Ears covered to block out the sound.

Eyes screwed shut to censor the horror.

Lips sealed tight to keep in the scream.

McNeil watched like an impotent voyeur as the little wise monkey in the torn ‘Star Wars’ T-shirt slunk into the arena, cowed, tail between his legs, flattened against the wall. His small head snapped back with the force of the first blow, a cruel backhander that sent him spinning. The child wailed as his small body hit the floor with a thud, and McNeil reached out, scooped him up and held him close, heart-to-heart, absorbing the pain, living the fear in great gut-wrenching sobs. The woman screamed as she fell. The man bellowed as he punched. The air was humid with hostility and neglect.

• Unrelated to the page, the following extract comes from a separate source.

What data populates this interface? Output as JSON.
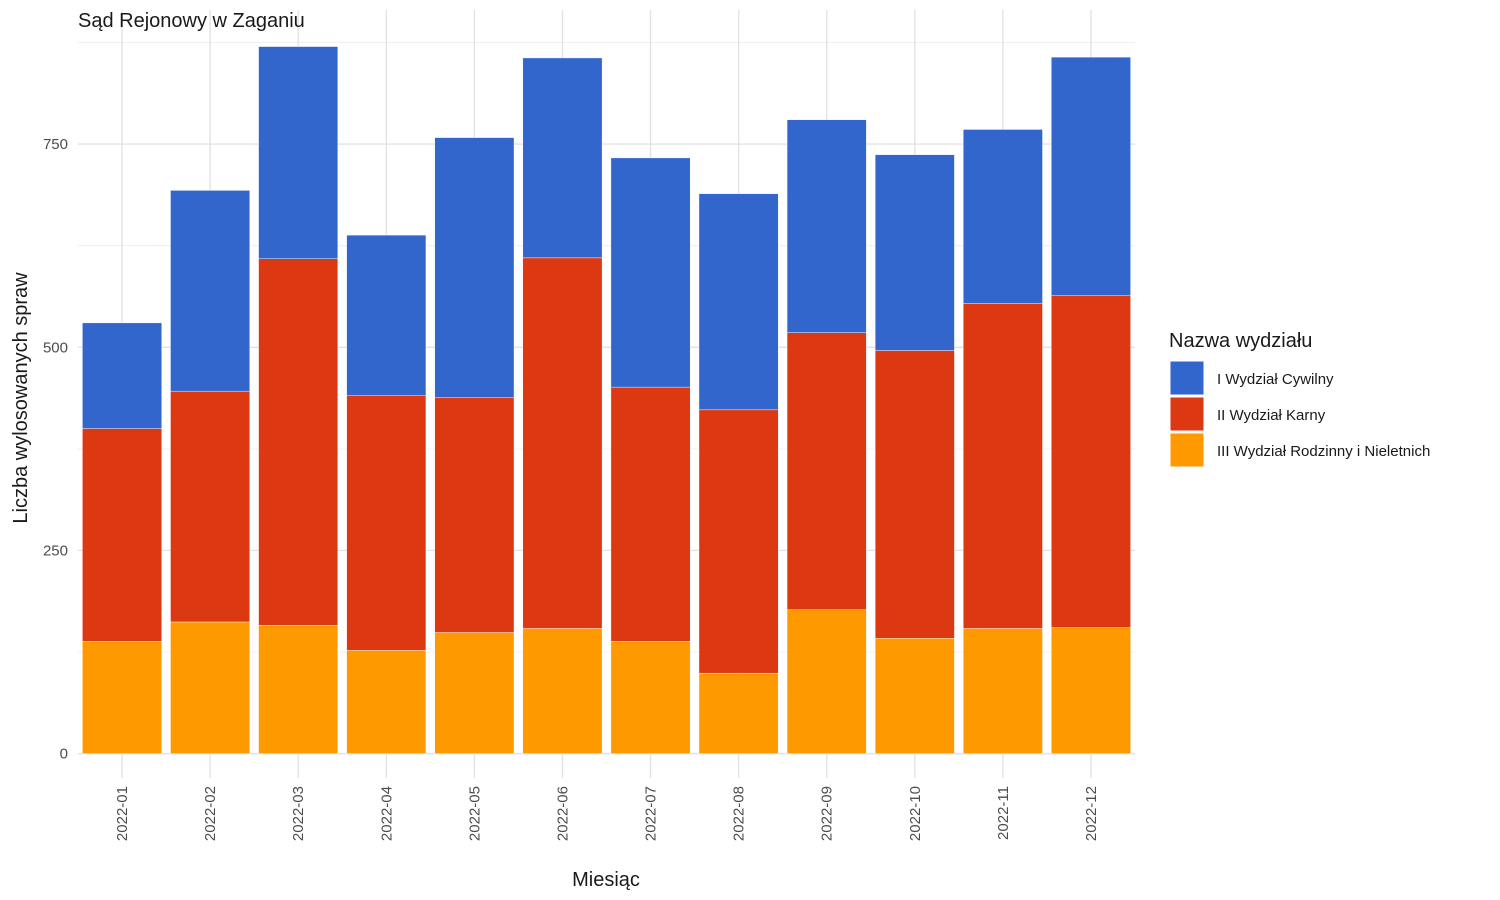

And then they were running, he and the boy, hand-in-hand, down the alley, feet thudding on the pavement, along the crunching gravel of the tow path, splashing through puddles, avoiding the briars that whipped at their cheeks and the nettles that stung their legs. Tripping, crying,
gulping air. Unformed words held tightly inside, fears squeezed into small dark places. His heart pounded, his nerve endings sung, his lungs were fit to burst.

 

The wheels on the bus went round and round.

The van door slid open without a sound.

There were lollies and puppies with happy wet tongues.

And no more shouting.

 

Sudden banging kicked him back with such a start that it took a few extra heartbeats to reset his rhythm. A young PC peered at him through misted glass. He wound down the window and scowled back.

“DS McNeil, are you okay? You look like you had a funny turn.”

McNeil looked past the PC. He was still parked up outside Bales’ house. His mouth was dry. Perspiration coated his skin. He inhaled discreetly. “How long have you been standing there?”

“Just a minute or so. You were talking on your phone. I was waiting to ask if you’d seen enough of the house. I did a quick circuit of the property, and when I came back you were out for the count. Pardon me for saying, but you look like you’ve seen a ghost. Can I get you something… a drink?”

A drink?
McNeil could have murdered for a drink - or two, preferably - in a short glass, poured over ice, but when the PC held out a bottle of water, he took it gratefully, unscrewed the cap and gulped it feverishly.

“Thanks,” he muttered as he handed back the empty bottle. He reached down painfully and retrieved his phone from the foot-well. The line was dead, Dennis long gone.  Starting the car, he gave silent thanks when it kicked into life at the first attempt.

“You need to ensure that no one gains access to the shed in the back garden until SOCOs get here. Do you hear what I’m saying?”

“Well, yes, that’s what I was just about to tell you. The reason I was knocking … DI Todd is on his way down here. He said to tell you to wait for him, said your phone was on the blink.”

McNeil grunted. “Tell DI Todd, thanks but no thanks. Tell him I had better things to do than wait around all day for him.”

“But he said …”

“I’m sure he did but I’m saying no. You tell him
that
when he gets here.”

“He’ll want to know where you’ve gone.”

“Serenity House. Tell him … tell him I’ve gone to wake the dead.”